August 9, 2010 | Authored by: Vindicia Team Blogs
Customer Data Ownership
New companies are being formed every day – here in Silicon Valley, we see a lot of activity and buzz around all of the companies that are creating the next big thing.
This is always exciting to follow, but for us here at Vindicia, it is doubly interesting. We take note of the business models and the target markets for these startups as we’ve built our business on meeting the needs of companies selling digital goods online to consumers. One trend we’ve been seeing lately is a sharp growth in the number of consumer-focused startups. This is great, but as many players are new to accepting direct payments from consumers, considerable thought should be given to the business strategies and how to be successful both near- and long-term.
While many discussions exist on the pros and cons of the different business models (microtransactions versus freemium versus subscriptions), one element has been mostly overlooked – ownership of customer data.

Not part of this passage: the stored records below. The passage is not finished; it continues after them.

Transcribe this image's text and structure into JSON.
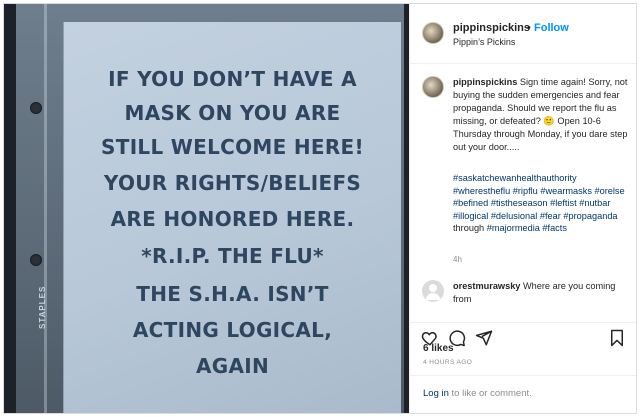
{
  "photo": {
    "sign_lines": [
      "IF YOU DON’T HAVE A",
      "MASK ON YOU ARE",
      "STILL WELCOME HERE!",
      "YOUR RIGHTS/BELIEFS",
      "ARE HONORED HERE.",
      "*R.I.P. THE FLU*",
      "THE S.H.A. ISN’T",
      "ACTING LOGICAL,",
      "AGAIN"
    ],
    "sleeve_brand": "STAPLES"
  },
  "header": {
    "username": "pippinspickins",
    "separator": "•",
    "follow_label": "Follow",
    "location": "Pippin’s Pickins"
  },
  "caption": {
    "username": "pippinspickins",
    "text_part1": "Sign time again! Sorry, not buying the sudden emergencies and fear propaganda. Should we report the flu as missing, or defeated?",
    "emoji": "🙂",
    "text_part2": "Open 10-6 Thursday through Monday, if you dare step out your door.....",
    "tags": [
      "#saskatchewanhealthauthority",
      "#wherestheflu",
      "#ripflu",
      "#wearmasks",
      "#orelse",
      "#befined",
      "#tistheseason",
      "#leftist",
      "#nutbar",
      "#illogical",
      "#delusional",
      "#fear",
      "#propaganda"
    ],
    "tags_joiner": "through",
    "tags_tail": [
      "#majormedia",
      "#facts"
    ],
    "time": "4h"
  },
  "comment": {
    "username": "orestmurawsky",
    "text": "Where are you coming from"
  },
  "actions": {
    "likes": "6 likes",
    "time_ago": "4 HOURS AGO"
  },
  "footer": {
    "login_link": "Log in",
    "login_rest": "to like or comment."
  },
  "colors": {
    "link_blue": "#0095f6",
    "hashtag": "#00376b",
    "sign_text": "#2e4660"
  }
}
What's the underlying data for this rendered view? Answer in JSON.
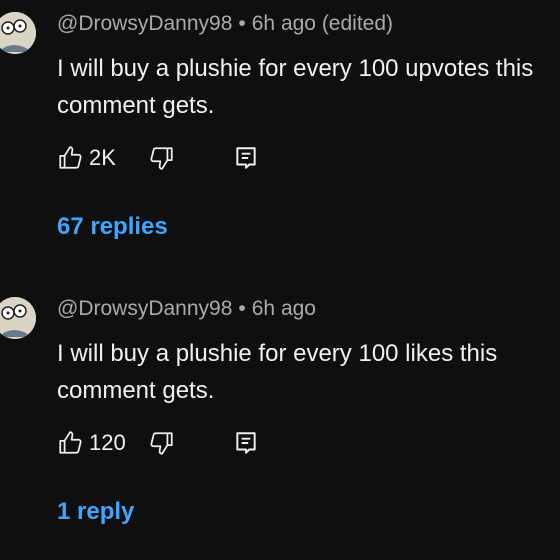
{
  "comments": [
    {
      "author": "@DrowsyDanny98",
      "separator": "•",
      "time": "6h ago (edited)",
      "text_line1": "I will buy a plushie for every 100 upvotes this",
      "text_line2": "comment gets.",
      "likes": "2K",
      "replies_label": "67 replies"
    },
    {
      "author": "@DrowsyDanny98",
      "separator": "•",
      "time": "6h ago",
      "text_line1": "I will buy a plushie for every 100 likes this",
      "text_line2": "comment gets.",
      "likes": "120",
      "replies_label": "1 reply"
    }
  ],
  "colors": {
    "background": "#0f0f0f",
    "text": "#f1f1f1",
    "meta": "#aaaaaa",
    "link": "#3ea6ff"
  },
  "icons": {
    "like": "thumb-up-icon",
    "dislike": "thumb-down-icon",
    "reply": "reply-comment-icon"
  }
}
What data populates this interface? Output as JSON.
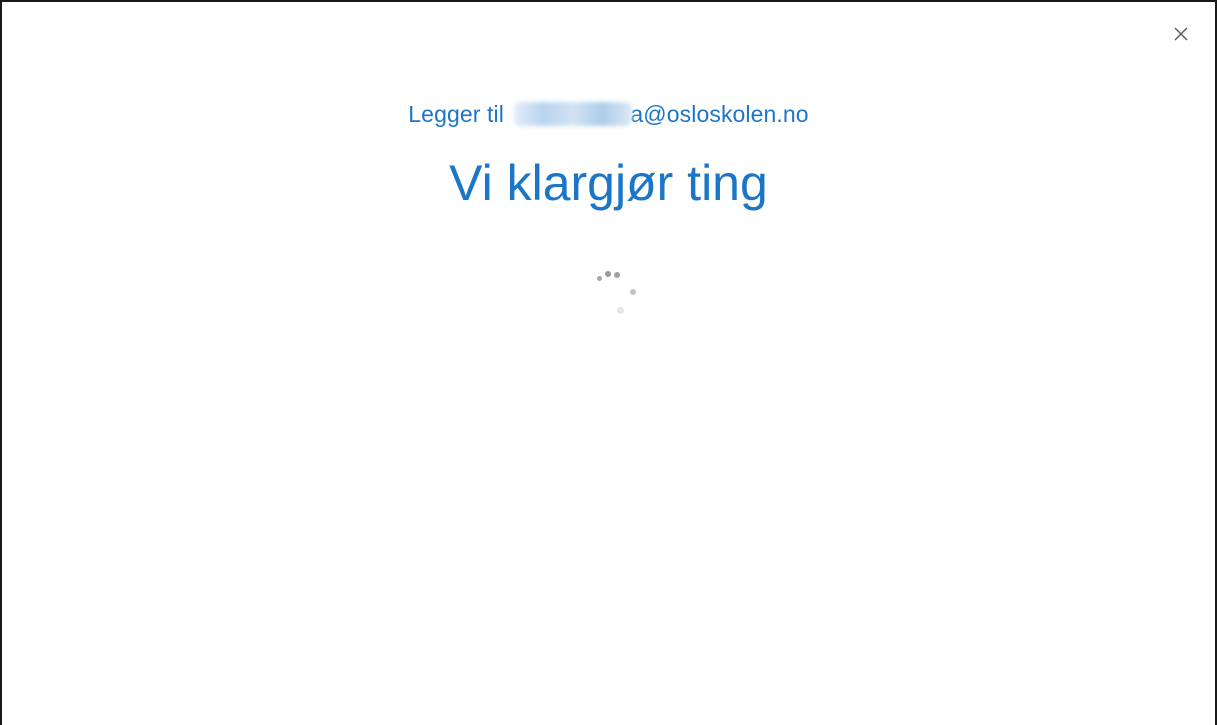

Companies that publish their content exclusively on social networks and mobile platforms have limited access to communicate with and upgrade their own customer base. This applies to anyone, even independent sites, that rely on a 3rd party system to handle purchases. Let’s walk through a few common scenarios to highlight this problem.
- Example #1 – iPhone app: Company X builds a fun, engaging app and launches it in the iTunes App Store. They then build buzz and excitement via marketing campaigns and manage to achieve a high ranking inside the app store that allows their game to easily be found. Great initial success funds continued development and more marketing. In a few months however, Company X wants to release an new version. The app store doesn’t allow direct communications or discounted upgrade pricing with existing customers. Each customer will have to purchase the new version again at full price. In addition, if a new version of the same app is offered, the existing version will be temporarily unavailable while under Apple review. Also, since Apple doesn’t allow purchases of “virtual currency” to be used in applications, developers are restricted to designing games around the episodic content model to keep their users engaged in the application. If possible, developers should try to create a direct relationship with their customers via a controlled channel like a destination website.
- Example #2 – Freemium Service: Company Y creates a free hosted storage site for consumers with additional storage and tools if a premium monthly membership is purchased. To offload the difficulties of building a billing system and PCI DSS compliance, Company Y chooses a hosted payment page run through a popular gateway. After a lot of hard work and customer success, they are outgrowing their service and want to move to a system that can handle their scale and optimize their customer retention while providing better rates. Unfortunately, the gateway they’ve been using informs them that there is no way to get the data out of the system (and Company Y couldn’t create a backup of the data due to security concerns). This leaves Company Y in a tough spot – existing customers will have to re-enter their payment information in order to be billed on the new system. This leads to a sizeable (but one-time) increase in passive opt-outs as customers re-evaluate the value proposition of the storage service.
No matter what your company size or type, ownership of customer information will always remain critical. Owning customer information lets companies control their own destiny instead of relying on 3rd parties to act in their best interest. Many companies find out the hard way that 3rd parties can restrict growth and involve a painful migration down the road. Either way, as your new startup (or product line) looks to directly monetize consumers, make sure that you are asking “who owns this data and how hard is it to change providers?”